Take a step across the divide

The reporters are gone, no longer looking for dregs of uncorroborated opinion to flaunt as fact. The incident in Bryan Hall no longer sweeps across the front page of The News and Record, but instead is content to dwell in the “Region” section. The news appears to have faded from the eyes of the nation, and it’s only a matter of time before Guilford is swept aside in favor of some new hot scandal.But that doesn’t mean it has faded from our minds. The issues that this “incident,” such a tidy and sterile word, has dredged up remain.

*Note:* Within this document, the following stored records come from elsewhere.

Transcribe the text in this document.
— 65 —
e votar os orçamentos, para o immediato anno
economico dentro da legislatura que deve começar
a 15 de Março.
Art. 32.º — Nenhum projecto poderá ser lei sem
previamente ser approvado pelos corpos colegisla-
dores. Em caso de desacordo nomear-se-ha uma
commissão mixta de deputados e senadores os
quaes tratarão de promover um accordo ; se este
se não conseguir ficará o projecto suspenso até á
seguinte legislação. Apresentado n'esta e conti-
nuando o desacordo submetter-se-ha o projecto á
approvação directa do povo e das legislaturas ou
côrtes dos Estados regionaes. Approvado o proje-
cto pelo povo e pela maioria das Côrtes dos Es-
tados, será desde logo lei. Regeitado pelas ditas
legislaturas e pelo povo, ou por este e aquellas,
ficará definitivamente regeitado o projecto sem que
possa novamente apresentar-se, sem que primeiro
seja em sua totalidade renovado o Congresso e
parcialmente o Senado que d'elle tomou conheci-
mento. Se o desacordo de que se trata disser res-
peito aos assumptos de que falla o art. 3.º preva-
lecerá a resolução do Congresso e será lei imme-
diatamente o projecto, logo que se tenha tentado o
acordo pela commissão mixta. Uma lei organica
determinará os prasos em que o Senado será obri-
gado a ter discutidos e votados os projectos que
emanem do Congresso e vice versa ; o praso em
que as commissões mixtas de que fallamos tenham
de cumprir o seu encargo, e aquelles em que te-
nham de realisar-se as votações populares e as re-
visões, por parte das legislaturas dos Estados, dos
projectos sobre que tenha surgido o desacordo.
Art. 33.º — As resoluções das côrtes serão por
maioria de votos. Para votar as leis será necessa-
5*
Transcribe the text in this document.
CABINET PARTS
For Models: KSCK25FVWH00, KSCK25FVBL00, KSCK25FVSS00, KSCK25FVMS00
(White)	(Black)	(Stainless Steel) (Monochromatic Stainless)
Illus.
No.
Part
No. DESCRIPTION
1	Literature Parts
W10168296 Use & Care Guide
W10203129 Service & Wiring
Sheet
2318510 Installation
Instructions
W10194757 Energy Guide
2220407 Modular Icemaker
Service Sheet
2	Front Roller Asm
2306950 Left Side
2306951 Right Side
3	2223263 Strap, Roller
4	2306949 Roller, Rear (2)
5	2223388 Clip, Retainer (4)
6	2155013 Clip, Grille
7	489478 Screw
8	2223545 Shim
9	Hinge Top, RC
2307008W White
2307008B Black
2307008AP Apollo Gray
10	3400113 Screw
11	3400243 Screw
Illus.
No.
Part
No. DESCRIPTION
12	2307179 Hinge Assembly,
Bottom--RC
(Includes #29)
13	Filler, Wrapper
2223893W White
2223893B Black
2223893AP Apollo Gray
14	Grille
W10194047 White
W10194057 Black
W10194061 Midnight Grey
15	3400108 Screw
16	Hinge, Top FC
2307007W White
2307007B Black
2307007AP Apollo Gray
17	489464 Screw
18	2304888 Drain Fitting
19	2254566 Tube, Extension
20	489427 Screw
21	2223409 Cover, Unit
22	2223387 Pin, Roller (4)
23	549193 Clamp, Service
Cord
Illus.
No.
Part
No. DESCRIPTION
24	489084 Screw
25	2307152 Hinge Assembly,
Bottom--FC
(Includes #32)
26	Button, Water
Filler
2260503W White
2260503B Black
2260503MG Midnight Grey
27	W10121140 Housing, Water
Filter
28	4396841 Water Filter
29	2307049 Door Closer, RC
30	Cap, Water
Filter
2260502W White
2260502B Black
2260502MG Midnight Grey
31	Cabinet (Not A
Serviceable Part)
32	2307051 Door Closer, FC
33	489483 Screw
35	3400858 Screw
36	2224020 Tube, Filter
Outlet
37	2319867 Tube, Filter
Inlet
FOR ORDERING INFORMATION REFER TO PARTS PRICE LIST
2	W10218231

I speak of the self-inflicted divide in the student body. We can all see it. The averted gazes as you pass by someone of the opposite side, the five seats that separate your friends from the athletes down the table, that and more. We can all agree that stereotypes are inherently inaccurate, so why do we insist on using them, at Guilford of all places?

The divide started when collegiate athletics were brought to Guilford. The history behind it is of little concern now, as I wish to focus on how best to overcome this divide.

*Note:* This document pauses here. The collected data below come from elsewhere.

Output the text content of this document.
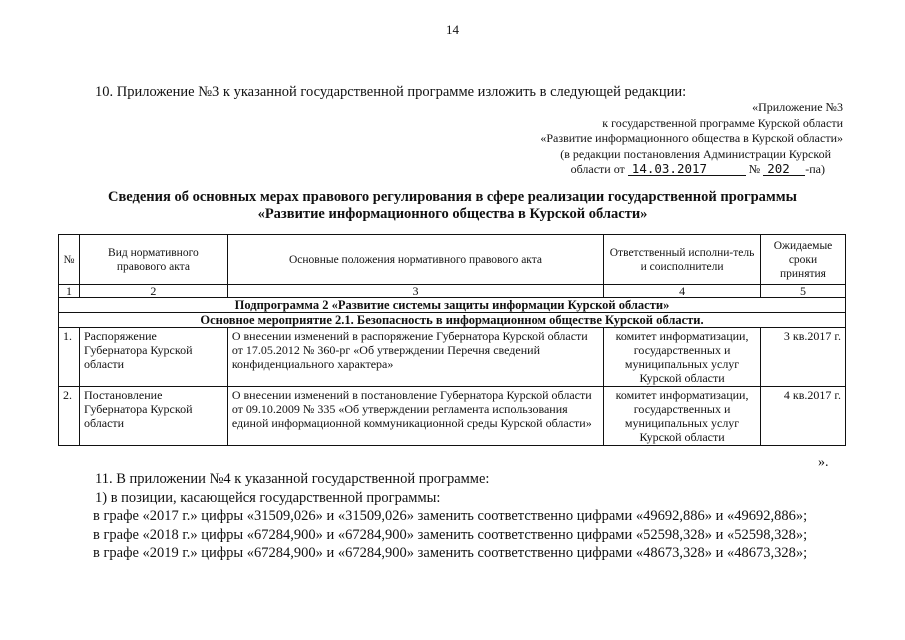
14
10. Приложение №3 к указанной государственной программе изложить в следующей редакции:
«Приложение №3
к государственной программе Курской области
«Развитие информационного общества в Курской области»
(в редакции постановления Администрации Курской
области от 14.03.2017	№ 202 -па)
Сведения об основных мерах правового регулирования в сфере реализации государственной программы
«Развитие информационного общества в Курской области»
№	Вид нормативного правового акта	Основные положения нормативного правового акта	Ответственный исполни-тель и соисполнители	Ожидаемые сроки принятия
1	2	3	4	5
Подпрограмма 2 «Развитие системы защиты информации Курской области»				
Основное мероприятие 2.1. Безопасность в информационном обществе Курской области.				
1.	Распоряжение Губернатора Курской области	О внесении изменений в распоряжение Губернатора Курской области от 17.05.2012 № 360-рг «Об утверждении Перечня сведений конфиденциального характера»	комитет информатизации, государственных и муниципальных услуг Курской области	3 кв.2017 г.
2.	Постановление Губернатора Курской области	О внесении изменений в постановление Губернатора Курской области от 09.10.2009 № 335 «Об утверждении регламента использования единой информационной коммуникационной среды Курской области»	комитет информатизации, государственных и муниципальных услуг Курской области	4 кв.2017 г.
».
11. В приложении №4 к указанной государственной программе:
1) в позиции, касающейся государственной программы:
в графе «2017 г.» цифры «31509,026» и «31509,026» заменить соответственно цифрами «49692,886» и «49692,886»;
в графе «2018 г.» цифры «67284,900» и «67284,900» заменить соответственно цифрами «52598,328» и «52598,328»;
в графе «2019 г.» цифры «67284,900» и «67284,900» заменить соответственно цифрами «48673,328» и «48673,328»;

Guilford prides itself on being an institution that values equality and fairness, but if there are factions of the student body who refuse to hear each other, that goal will forever remain unattained. How can we claim tolerance if we refuse to listen to one another? It’s hypocrisy at the most fundamental level. It’s up to both sides to take steps out of their comfort zones and initiate conversations with one another.

I’ll start with the athletes. Playing a sport is a huge commitment. A good quarter of the day, if not more, is often taken up by practice, and that leaves little time for other commitments. If our sports are all we do, we cut ourselves off from the rest of campus. If we want to change the “meathead” stereotype, we need to get involved on campus and show that we care about Guilford, just like everyone else. Respect those whose passions lead them in other directions and support them in their endeavors.

Now, for the other side, the non-athletes. Athletes would love to see you in the stands at our games. Nothing sucks worse than playing in the home stadium with about 20 people in the stands, especially when those 20 are parents and significant others. Most people don’t realize how much a cheering crowd can bolster a team’s confidence. We see it when it happens and rest assured we don’t forget it. Bring your friends to a game, even if you don’t stick around for the whole game; the effect that cheering fans have can turn the tide of a game. When was the last time you got to scream and holler without getting a noise violation?

Students, be they athletes or not, need to take initiative and reach out to one another. We are all students at Guilford College and are driven by the same things deep down. Recognizing that is a fundamental step towards accepting one another.

That’s what Guilford College is about.